We note that under Penal Code section 12025, firearms “carried openly in belt holsters are not concealed . . . .” Thus part of the theory underlying Nelums does not apply to the lawful transportation of a concealable firearm. (“. . . armed offenders . . . may passively display their firearms . . . .” (31 Cal.3d at p. 360.))

In short, we conclude that the Legislature did not intend to include inoperable weapons within the meaning of a concealable weapon the public possession and transportation of which is regulated by section 12025.5

The judgment is reversed.

Cooperman, P. J., and Bernstein, 1, concurred.

The expert, although testifying that the “barrel” was “missing,” also testified that there was “tooling” on the “breach” to which a “barrel” would be affixed.
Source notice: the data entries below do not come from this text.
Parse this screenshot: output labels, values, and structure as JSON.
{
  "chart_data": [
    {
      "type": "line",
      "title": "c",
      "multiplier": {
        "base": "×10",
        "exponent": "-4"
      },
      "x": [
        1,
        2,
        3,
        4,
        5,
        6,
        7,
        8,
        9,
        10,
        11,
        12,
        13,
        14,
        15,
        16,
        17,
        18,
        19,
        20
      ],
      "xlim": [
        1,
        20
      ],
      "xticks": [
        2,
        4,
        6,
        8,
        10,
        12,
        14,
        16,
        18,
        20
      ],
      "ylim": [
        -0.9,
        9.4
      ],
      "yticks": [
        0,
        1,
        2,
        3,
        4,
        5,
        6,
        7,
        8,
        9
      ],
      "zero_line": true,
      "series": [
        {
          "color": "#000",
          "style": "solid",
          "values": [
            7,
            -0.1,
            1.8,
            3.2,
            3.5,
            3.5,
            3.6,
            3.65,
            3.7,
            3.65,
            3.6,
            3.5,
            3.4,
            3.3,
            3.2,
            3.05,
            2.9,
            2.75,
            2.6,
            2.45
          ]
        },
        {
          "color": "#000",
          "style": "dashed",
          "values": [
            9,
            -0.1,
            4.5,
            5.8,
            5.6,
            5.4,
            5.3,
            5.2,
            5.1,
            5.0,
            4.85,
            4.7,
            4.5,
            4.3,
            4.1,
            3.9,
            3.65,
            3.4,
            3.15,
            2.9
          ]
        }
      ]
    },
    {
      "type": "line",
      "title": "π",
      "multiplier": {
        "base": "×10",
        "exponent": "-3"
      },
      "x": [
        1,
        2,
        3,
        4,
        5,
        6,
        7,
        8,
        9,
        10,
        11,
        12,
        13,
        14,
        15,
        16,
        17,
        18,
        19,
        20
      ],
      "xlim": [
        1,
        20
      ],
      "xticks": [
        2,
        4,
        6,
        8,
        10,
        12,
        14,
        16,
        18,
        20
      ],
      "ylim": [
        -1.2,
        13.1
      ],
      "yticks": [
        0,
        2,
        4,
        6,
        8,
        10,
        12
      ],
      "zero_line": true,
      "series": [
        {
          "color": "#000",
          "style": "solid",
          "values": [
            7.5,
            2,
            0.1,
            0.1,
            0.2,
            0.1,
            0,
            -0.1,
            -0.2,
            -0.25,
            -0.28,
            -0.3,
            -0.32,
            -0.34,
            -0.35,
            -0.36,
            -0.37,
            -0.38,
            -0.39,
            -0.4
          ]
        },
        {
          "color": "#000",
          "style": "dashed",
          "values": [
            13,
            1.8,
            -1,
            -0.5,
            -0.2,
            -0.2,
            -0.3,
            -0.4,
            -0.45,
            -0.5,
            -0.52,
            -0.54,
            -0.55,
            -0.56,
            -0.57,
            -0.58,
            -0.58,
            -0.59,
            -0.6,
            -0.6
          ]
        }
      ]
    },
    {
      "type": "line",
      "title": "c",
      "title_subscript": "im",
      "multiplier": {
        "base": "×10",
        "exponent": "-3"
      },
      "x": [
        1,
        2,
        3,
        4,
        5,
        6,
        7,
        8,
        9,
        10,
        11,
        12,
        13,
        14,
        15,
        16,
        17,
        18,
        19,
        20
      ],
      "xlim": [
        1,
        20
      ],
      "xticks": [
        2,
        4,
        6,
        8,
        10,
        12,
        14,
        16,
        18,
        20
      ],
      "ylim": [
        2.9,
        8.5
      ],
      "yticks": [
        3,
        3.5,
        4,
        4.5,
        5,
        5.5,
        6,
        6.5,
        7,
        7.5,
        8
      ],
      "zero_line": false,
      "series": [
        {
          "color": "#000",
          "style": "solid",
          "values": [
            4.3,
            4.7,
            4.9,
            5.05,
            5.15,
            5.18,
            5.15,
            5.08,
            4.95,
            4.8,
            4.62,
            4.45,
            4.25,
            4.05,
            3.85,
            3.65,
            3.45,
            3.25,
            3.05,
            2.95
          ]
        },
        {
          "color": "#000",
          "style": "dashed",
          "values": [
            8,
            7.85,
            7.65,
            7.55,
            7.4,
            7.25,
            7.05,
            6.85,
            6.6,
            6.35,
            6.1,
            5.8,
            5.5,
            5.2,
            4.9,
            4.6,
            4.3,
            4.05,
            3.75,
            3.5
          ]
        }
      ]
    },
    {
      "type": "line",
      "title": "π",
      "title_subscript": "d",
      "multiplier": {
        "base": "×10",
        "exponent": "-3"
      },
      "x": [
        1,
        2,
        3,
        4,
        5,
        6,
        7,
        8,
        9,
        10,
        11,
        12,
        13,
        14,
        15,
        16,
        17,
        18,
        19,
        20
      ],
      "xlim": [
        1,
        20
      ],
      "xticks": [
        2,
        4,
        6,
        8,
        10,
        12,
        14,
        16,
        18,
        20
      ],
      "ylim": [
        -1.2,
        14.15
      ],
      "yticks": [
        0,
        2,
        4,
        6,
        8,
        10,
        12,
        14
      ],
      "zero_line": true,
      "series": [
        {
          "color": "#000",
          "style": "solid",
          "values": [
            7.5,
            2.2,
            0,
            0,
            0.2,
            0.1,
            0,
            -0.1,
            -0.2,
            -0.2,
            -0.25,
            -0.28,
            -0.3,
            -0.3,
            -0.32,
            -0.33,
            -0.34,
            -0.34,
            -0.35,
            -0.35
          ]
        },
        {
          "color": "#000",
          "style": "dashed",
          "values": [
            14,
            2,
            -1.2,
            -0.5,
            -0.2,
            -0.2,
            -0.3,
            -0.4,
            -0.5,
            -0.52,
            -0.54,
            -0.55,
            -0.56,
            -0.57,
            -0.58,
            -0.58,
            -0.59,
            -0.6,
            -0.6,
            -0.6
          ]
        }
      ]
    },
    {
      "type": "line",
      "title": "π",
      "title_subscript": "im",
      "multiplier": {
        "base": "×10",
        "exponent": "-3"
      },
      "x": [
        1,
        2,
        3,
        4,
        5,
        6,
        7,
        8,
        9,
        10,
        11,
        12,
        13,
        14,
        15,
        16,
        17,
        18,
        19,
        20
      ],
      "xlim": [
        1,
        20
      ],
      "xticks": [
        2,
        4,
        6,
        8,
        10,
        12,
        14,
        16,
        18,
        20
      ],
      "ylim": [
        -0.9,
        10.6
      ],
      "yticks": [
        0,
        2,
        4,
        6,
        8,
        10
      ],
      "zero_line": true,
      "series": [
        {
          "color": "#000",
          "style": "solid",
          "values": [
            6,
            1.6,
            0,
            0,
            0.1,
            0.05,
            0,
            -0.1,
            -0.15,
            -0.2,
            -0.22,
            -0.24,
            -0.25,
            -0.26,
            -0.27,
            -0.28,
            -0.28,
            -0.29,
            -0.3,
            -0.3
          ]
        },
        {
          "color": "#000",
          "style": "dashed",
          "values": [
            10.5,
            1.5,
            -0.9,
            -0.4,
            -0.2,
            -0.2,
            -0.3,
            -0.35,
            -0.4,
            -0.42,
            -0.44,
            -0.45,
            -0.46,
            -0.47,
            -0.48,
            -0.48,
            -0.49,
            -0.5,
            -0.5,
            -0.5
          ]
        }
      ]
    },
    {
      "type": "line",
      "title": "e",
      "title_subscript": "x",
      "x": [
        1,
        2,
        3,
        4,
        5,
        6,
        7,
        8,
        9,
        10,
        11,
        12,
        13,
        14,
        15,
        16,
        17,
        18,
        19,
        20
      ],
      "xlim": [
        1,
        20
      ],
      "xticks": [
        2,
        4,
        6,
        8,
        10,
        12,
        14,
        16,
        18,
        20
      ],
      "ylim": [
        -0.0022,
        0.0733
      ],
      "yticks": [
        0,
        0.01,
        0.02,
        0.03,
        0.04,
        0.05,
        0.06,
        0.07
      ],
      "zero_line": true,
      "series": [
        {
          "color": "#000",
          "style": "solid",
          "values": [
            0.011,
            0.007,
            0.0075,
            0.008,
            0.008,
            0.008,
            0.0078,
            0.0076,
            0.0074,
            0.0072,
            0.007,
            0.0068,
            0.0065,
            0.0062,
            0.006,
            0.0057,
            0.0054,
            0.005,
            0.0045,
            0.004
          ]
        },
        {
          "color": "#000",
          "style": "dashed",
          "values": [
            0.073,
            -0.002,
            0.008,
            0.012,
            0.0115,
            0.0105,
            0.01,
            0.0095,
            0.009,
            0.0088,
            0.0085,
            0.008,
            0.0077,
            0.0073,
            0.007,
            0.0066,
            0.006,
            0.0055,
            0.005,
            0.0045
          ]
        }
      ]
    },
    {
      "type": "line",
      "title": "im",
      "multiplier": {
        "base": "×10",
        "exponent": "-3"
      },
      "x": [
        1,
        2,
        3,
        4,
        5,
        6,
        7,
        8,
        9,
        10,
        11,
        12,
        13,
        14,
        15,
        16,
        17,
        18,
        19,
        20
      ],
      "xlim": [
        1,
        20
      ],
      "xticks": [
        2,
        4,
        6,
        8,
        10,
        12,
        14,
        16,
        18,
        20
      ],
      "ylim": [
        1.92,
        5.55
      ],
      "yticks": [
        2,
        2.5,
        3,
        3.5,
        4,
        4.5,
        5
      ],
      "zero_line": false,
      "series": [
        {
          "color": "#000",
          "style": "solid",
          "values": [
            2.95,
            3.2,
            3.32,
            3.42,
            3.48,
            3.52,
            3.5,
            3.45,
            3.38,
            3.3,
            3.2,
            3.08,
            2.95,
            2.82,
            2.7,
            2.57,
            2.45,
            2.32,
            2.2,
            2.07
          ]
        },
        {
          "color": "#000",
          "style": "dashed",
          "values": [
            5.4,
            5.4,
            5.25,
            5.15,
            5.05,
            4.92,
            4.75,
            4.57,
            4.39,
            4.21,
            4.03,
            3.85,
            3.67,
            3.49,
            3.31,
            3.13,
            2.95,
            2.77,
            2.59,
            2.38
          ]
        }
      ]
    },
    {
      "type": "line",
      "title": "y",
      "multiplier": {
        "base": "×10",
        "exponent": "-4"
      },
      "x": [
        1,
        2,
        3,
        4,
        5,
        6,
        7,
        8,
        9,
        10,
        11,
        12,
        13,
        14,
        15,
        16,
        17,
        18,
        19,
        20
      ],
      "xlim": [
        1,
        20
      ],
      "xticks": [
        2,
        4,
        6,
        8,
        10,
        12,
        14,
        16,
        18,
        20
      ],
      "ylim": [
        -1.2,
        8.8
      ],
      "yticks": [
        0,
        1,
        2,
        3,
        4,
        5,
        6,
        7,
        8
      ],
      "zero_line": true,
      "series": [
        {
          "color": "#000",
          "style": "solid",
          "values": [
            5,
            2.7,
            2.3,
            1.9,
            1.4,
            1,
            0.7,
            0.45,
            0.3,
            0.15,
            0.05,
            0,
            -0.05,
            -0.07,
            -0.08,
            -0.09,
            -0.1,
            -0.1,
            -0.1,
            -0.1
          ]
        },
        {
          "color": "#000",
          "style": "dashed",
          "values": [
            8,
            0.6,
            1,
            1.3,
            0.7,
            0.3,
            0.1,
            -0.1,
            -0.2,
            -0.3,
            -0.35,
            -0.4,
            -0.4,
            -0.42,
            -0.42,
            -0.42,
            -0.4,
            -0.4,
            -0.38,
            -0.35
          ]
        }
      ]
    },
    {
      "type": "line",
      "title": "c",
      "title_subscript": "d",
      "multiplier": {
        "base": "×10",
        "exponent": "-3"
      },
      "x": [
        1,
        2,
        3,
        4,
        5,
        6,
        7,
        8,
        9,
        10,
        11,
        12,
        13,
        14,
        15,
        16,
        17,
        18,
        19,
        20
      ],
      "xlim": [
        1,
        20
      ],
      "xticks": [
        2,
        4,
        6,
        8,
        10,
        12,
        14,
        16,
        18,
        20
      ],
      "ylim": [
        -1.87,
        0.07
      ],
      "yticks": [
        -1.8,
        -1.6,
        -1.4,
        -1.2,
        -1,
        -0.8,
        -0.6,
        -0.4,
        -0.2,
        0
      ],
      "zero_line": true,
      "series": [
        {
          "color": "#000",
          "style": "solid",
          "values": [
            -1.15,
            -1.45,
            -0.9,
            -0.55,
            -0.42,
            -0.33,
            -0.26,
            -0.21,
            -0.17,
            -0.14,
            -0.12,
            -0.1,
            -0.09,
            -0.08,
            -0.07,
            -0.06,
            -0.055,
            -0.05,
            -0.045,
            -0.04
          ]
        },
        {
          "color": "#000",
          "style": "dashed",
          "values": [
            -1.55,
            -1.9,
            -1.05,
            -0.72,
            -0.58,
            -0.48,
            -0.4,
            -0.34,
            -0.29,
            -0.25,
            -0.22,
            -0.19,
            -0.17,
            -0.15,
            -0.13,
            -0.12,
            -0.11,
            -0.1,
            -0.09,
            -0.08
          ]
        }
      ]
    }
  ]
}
We have examined the weapon; the “tooling” looks like a very short “barrel.”

All references are to the Penal Code.

Section 12073 requires a dealer to keep a register qf transactions involving pistols, revolvers, or other concealable weapons.

Section 12026 authorizes persons not within the prohibited classes to possess concealable firearms in their homes or businesses. Section 12031 prohibits possession in a public place or vehicle of any loaded firearm, whether or not concealable. Although section 12025 is violated when anyone, including a felon, possesses a concealable firearm, that section is necessary only to control the acts of a person otherwise permitted to possess the weapon.

We emphasize that this opinion is limited to the possession of an unloaded inoperable concealable firearm. (Cf. People v. Hale (1974) 43 Cal.App.3d 353, 356 [117 Cal.Rptr. 697] [dictum re disassembled concealable firearm]; People v. Taylor (1984) 151 Cal.App.3d 432, 436-437 [199 Cal.Rptr. 6] [dictum re operability of loaded firearm].)